Les Prussiens le redoutaient. Moltke disait à Bismarck : « Avec ces diables de Français, il faut s’attendre à tout ; s’ils venaient se jeter comme des fous au milieu de notre mobilisation, je ne sais pas trop ce qui arriverait. » Dans des notes trouvées à l’État-major, il disait encore : « Si les Français avaient l’intention d’attendre l’arrivée de leurs réserves pour commencer leurs opérations, ils n’auraient pas dès aujourd’hui déclaré la guerre. Il est vraisemblable qu’ils franchiront la frontière demain cinquième jour de notre mobilisation.

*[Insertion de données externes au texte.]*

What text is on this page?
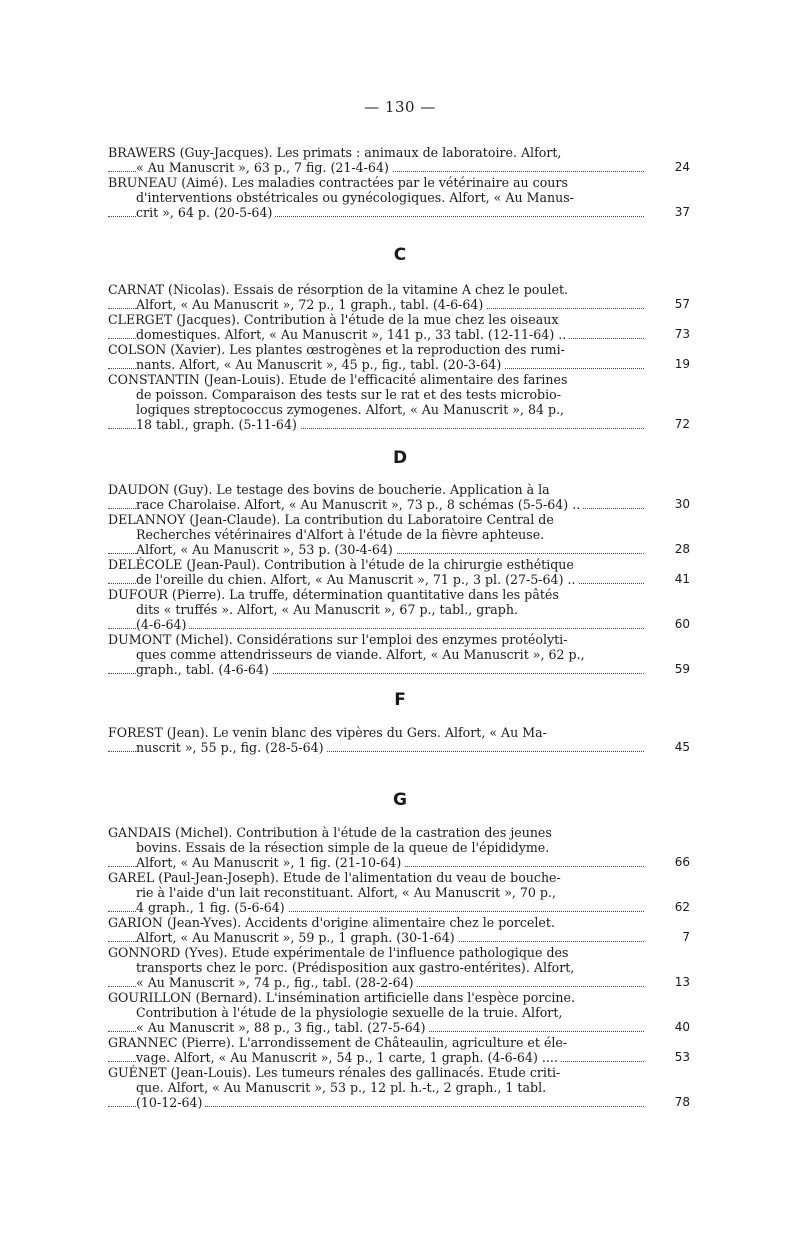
— 130 —
BRAWERS (Guy-Jacques). Les primats : animaux de laboratoire. Alfort,
« Au Manuscrit », 63 p., 7 fig. (21-4-64)	24
BRUNEAU (Aimé). Les maladies contractées par le vétérinaire au cours
d'interventions obstétricales ou gynécologiques. Alfort, « Au Manus-
crit », 64 p. (20-5-64)	37
C
CARNAT (Nicolas). Essais de résorption de la vitamine A chez le poulet.
Alfort, « Au Manuscrit », 72 p., 1 graph., tabl. (4-6-64)	57
CLERGET (Jacques). Contribution à l'étude de la mue chez les oiseaux
domestiques. Alfort, « Au Manuscrit », 141 p., 33 tabl. (12-11-64) ..	73
COLSON (Xavier). Les plantes œstrogènes et la reproduction des rumi-
nants. Alfort, « Au Manuscrit », 45 p., fig., tabl. (20-3-64)	19
CONSTANTIN (Jean-Louis). Etude de l'efficacité alimentaire des farines
de poisson. Comparaison des tests sur le rat et des tests microbio-
logiques streptococcus zymogenes. Alfort, « Au Manuscrit », 84 p.,
18 tabl., graph. (5-11-64)	72
D
DAUDON (Guy). Le testage des bovins de boucherie. Application à la
race Charolaise. Alfort, « Au Manuscrit », 73 p., 8 schémas (5-5-64) ..	30
DELANNOY (Jean-Claude). La contribution du Laboratoire Central de
Recherches vétérinaires d'Alfort à l'étude de la fièvre aphteuse.
Alfort, « Au Manuscrit », 53 p. (30-4-64)	28
DELÉCOLE (Jean-Paul). Contribution à l'étude de la chirurgie esthétique
de l'oreille du chien. Alfort, « Au Manuscrit », 71 p., 3 pl. (27-5-64) ..	41
DUFOUR (Pierre). La truffe, détermination quantitative dans les pâtés
dits « truffés ». Alfort, « Au Manuscrit », 67 p., tabl., graph.
(4-6-64)	60
DUMONT (Michel). Considérations sur l'emploi des enzymes protéolyti-
ques comme attendrisseurs de viande. Alfort, « Au Manuscrit », 62 p.,
graph., tabl. (4-6-64)	59
F
FOREST (Jean). Le venin blanc des vipères du Gers. Alfort, « Au Ma-
nuscrit », 55 p., fig. (28-5-64)	45
G
GANDAIS (Michel). Contribution à l'étude de la castration des jeunes
bovins. Essais de la résection simple de la queue de l'épididyme.
Alfort, « Au Manuscrit », 1 fig. (21-10-64)	66
GAREL (Paul-Jean-Joseph). Etude de l'alimentation du veau de bouche-
rie à l'aide d'un lait reconstituant. Alfort, « Au Manuscrit », 70 p.,
4 graph., 1 fig. (5-6-64)	62
GARION (Jean-Yves). Accidents d'origine alimentaire chez le porcelet.
Alfort, « Au Manuscrit », 59 p., 1 graph. (30-1-64)	7
GONNORD (Yves). Etude expérimentale de l'influence pathologique des
transports chez le porc. (Prédisposition aux gastro-entérites). Alfort,
« Au Manuscrit », 74 p., fig., tabl. (28-2-64)	13
GOURILLON (Bernard). L'insémination artificielle dans l'espèce porcine.
Contribution à l'étude de la physiologie sexuelle de la truie. Alfort,
« Au Manuscrit », 88 p., 3 fig., tabl. (27-5-64)	40
GRANNEC (Pierre). L'arrondissement de Châteaulin, agriculture et éle-
vage. Alfort, « Au Manuscrit », 54 p., 1 carte, 1 graph. (4-6-64) ....	53
GUÉNET (Jean-Louis). Les tumeurs rénales des gallinacés. Etude criti-
que. Alfort, « Au Manuscrit », 53 p., 12 pl. h.-t., 2 graph., 1 tabl.
(10-12-64)	78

Il est probable que les Français, en admettant qu’ils s’avancent d’une manière si décidée, arriveront devant Mayence le douzième jour (19 juillet). » Le 22 juillet, Moltke mandait au Roi que les Français n’avaient pas encore mis le pied sur le territoire allemand, mais pouvaient le faire d’un jour à l’autre et que rien ne pourrait les en empêcher. « On était en droit de supposer, a dit Moltke plus tard, que les Français, réunissant vivement toutes leurs forces disponibles, et s’assurant ainsi au premier moment une supériorité numérique considérable, allaient franchir les frontières de la province rhénane et du Palatinat pour s’opposer à la concentration des armées allemandes sur la rive gauche du Rhin. » La panique en Allemagne était générale et le mot de chacun au réveil était : Arrivent-ils ? La Valette écrivait confidentiellement à Gramont : « La Reine, prévoyant le cas où les succès de nos armes nous conduiraient au cœur de l’Allemagne, aurait exprimé très discrètement le vœu que certaines propriétés ayant appartenu au prince Albert, ou devant appartenir au duc d’Edimbourg, pussent être respectées par nos armées. Il y a là pour Elle, ou pour les siens, plus que des intérêts matériels : il s’y rattache de pieux souvenirs, toujours vivans dans sa mémoire. Lord Granville ne pouvait me parler

  1. The last great war, ch. I, p. 27.